A week and a day ago now, we published Jim Hughes' article "Fugitive Color," a meditation around Kodachrome. In the article, Jim talked about Harald Mante's new book from Rocky Nook, Photography Unplugged, which was published last September.
I was in the bookstore a couple of months ago and had just picked up, flipped through, and put back down yet another of those agglutinations of purty scenics, thinking sarcastically to myself (I'm often sarcastic with myself), "Sorry, but I need photographs to have a little more substance than that." Just as I was thinking that, I picked up Harald's book and thought, "Whoops! Well, maybe I don't, after all."
I flipped through it, then sat down and looked through the whole thing carefully, then came back the next day and looked through it again.
And then bought it.
It's true that Harald casts the book (in a brief note in the front matter) as a "Goodbye to Kodachrome," since most of the pictures were taken with Minolta cameras (as he told me in an email recently) and the famous Kodak film. But I really think that this book will appeal to anyone who works in color, whether film or digital.
Harald works in bold, elemental compositions, a strong and vivid sense of geometry and design, and, most of all, vivid and coordinated palettes of colors. This ain't Deep Stuff—the work really doesn't have a lot of "meaning" past the exaggerated sense it imparts of the joy of looking and seeing. There's a sense of playfulness, almost of fun. But I'm fascinated by the fact that the book doesn't seem to have any weak spots, and that, despite the photographer's relatively simple project, he doesn't repeat himself (much) or fall back on worn-out tricks and tropes. You won't come away thinking you've seen anything new, yet there's a lot of invention here and a surprising variety. It's consistent and strong.
The reproduction and book design are outstanding—I frankly wouldn't mind if every photographic book were laid out in a such a no-nonsense manner, one picture per page, no distractions; it simply serves the pictures. In fact, the only criticism I can muster of the book is its cover, which is somber and featureless. So many book covers are bright and inviting and promise more than the contents deliver. This cover is the opposite.
Harald Mante with his new book. Photo by Ralph Bodemer, derwesten.de
All in all, this is joyful and enjoyable. Harald Mante was unknown to me before I saw this—apparently he's well-known as a teacher and writer on photography in Germany. It's distinctive, individual, and just very, very well done (I'm avoiding the term "eye candy," but I can see how this would get to be a guilty pleasure for many).

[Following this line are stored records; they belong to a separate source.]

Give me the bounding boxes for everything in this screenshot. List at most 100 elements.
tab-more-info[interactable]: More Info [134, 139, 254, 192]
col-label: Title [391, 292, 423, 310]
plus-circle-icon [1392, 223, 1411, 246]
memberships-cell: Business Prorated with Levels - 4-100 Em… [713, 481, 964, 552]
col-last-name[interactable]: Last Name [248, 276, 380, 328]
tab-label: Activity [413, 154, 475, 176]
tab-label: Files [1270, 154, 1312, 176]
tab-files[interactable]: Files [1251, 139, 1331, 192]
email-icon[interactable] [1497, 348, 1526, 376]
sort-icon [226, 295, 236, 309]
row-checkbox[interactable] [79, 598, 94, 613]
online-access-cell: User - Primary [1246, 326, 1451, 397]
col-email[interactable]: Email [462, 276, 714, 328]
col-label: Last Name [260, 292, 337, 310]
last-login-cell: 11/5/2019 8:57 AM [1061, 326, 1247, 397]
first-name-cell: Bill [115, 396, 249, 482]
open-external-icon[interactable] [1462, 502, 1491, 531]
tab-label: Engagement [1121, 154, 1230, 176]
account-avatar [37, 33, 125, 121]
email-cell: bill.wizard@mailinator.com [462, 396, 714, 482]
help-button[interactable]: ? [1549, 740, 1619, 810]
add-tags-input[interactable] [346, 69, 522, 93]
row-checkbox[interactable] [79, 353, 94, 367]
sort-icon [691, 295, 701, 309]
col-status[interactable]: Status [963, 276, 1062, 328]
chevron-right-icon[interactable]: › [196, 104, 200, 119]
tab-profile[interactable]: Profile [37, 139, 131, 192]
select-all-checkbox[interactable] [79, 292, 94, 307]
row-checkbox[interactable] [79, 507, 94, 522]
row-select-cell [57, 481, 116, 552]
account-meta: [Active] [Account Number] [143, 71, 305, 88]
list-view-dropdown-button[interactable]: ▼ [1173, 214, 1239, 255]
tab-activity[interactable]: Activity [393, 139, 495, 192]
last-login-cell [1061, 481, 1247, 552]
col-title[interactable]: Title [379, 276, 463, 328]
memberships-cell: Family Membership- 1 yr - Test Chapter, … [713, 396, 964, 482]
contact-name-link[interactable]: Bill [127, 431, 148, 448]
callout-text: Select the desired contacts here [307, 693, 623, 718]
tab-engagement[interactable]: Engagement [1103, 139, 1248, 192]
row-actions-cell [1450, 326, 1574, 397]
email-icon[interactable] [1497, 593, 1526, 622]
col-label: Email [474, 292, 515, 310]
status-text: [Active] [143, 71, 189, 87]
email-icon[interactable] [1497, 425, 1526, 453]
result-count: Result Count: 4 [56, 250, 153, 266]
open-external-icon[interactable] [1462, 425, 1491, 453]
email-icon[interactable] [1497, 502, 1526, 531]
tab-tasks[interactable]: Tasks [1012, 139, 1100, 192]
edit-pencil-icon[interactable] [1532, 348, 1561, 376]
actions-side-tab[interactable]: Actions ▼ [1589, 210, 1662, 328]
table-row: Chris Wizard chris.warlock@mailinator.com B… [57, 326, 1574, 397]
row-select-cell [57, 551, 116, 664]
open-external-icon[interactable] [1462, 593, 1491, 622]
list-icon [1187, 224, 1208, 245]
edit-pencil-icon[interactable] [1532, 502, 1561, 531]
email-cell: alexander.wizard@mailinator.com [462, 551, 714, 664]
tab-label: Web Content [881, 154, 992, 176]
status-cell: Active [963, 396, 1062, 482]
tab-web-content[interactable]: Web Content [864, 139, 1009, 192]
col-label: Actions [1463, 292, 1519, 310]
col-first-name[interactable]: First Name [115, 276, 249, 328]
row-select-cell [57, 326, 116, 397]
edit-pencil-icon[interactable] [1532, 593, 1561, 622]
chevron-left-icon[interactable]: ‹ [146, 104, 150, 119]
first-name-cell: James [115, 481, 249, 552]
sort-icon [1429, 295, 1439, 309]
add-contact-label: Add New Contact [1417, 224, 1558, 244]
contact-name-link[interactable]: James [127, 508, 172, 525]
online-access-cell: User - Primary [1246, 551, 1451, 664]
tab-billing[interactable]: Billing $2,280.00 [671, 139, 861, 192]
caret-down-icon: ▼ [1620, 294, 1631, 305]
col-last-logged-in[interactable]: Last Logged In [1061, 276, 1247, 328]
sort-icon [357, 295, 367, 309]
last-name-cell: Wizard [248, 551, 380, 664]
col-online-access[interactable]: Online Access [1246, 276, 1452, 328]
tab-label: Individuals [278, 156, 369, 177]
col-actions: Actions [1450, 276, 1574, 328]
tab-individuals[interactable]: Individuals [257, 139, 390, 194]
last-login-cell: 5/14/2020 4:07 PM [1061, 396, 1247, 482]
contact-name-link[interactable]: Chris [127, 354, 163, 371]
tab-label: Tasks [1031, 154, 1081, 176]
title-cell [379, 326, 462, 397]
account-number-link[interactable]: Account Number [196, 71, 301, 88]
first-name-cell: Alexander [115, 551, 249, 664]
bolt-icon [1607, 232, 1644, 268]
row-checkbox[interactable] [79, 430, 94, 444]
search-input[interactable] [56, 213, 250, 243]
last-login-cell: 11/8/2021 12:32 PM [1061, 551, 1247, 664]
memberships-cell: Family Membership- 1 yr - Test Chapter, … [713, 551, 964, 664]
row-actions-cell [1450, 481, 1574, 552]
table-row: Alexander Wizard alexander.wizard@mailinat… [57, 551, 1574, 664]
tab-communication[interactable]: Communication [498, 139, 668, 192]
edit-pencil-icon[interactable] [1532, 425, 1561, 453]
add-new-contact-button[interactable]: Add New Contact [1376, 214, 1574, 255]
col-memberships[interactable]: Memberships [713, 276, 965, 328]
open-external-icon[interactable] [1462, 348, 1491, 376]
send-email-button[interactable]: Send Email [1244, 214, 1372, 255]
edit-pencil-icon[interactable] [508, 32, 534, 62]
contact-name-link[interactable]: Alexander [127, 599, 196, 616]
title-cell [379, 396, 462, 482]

I suspect 90% of the people who read TOP would truly enjoy at least a single trip through this tour of Harald's work, and a strong majority would get a lot of enjoyment out of repeat visits. I have. Whatever kind of equipment you use, if you like strong design and clear, vibrant colors—and you don't mind optimism and an affirmative outlook—a sparkling surf without the undertow—you'll like this.
MikeFeatured Comment by Chris Lucianu: "Harald Mante has arguably been one of the most influential public teachers on color, composition, and photography design in German-speaking countries for nearly forty years. His monthly contributions in popular photography magazines were a fixture: eagerly awaited, often dreaded. His terse style and luscious palette were often sensed as a silent rebuff: 'less is more.' A study of the width and depth of his influence would be rather revealing."